Northern Florida is peppered with small towns reminiscent of the Deep South, but our favorite is Micanopy, just off I-75. Its sleepy downtown – along Cholokka Boulevard – features moss-draped live oaks and 19th-century brick buildings converted into antique and craft shops, hotels, and places to eat. Highlights include the Gallery Under the Oaks, set in a historic log cabin from the 1930s, the enlightening Micanopy Historical Society Museum, and 10 miles east in Cross Creek, the Marjorie Kinnan Rawlings Historic State Park. The latter commemorates beloved local writer Marjorie Kinnan Rawlings (1896–1953), author of the best selling novel The Yearling (1937). The nearby Paynes Prairie Preserve State Park is also worth checking out, with 8 hiking trails, a 50-foot high observation tower, and plenty of wildlife – including wild-roaming bison and horses.

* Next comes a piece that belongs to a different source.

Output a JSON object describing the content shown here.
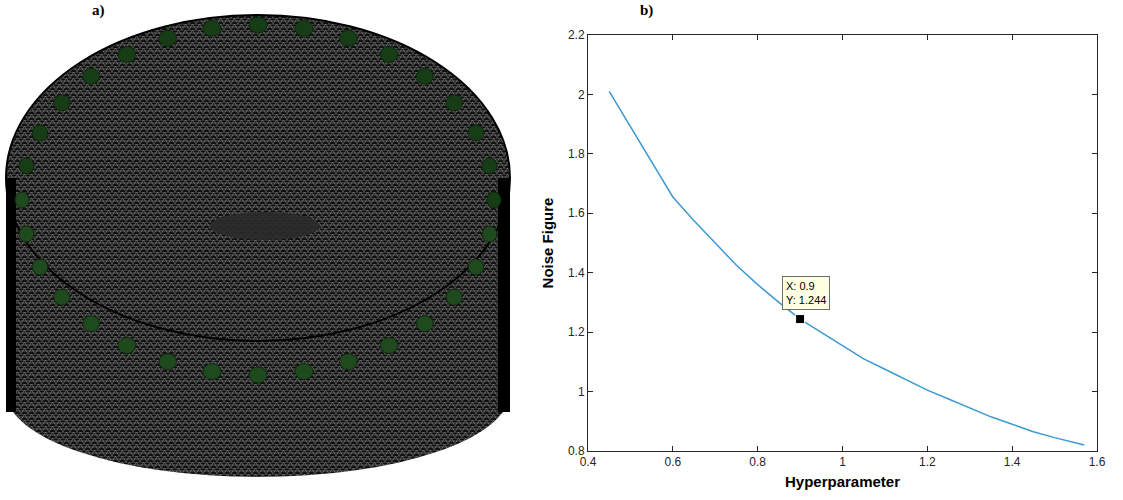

Known as the “the canoe capital of Florida”, Blackwater River State Forest covers a large chunk of the Panhandle. It encompasses land along the Blackwater River, which meanders 30 miles south from Alabama to Blackwater Bay. It also includes Blackwater River State Park, with canoeing and kayaking and 30 beautiful sand beaches spanning the length of the river.
Florida Travel Itinerary
Florida is not huge by North American standards, but it is very long, meaning that driving from Miami to Pensacola (675 miles) can take a couple of days. With limited time, it’s best to focus on either the south/center or north/Panhandle sections of the state, which are in any case very different.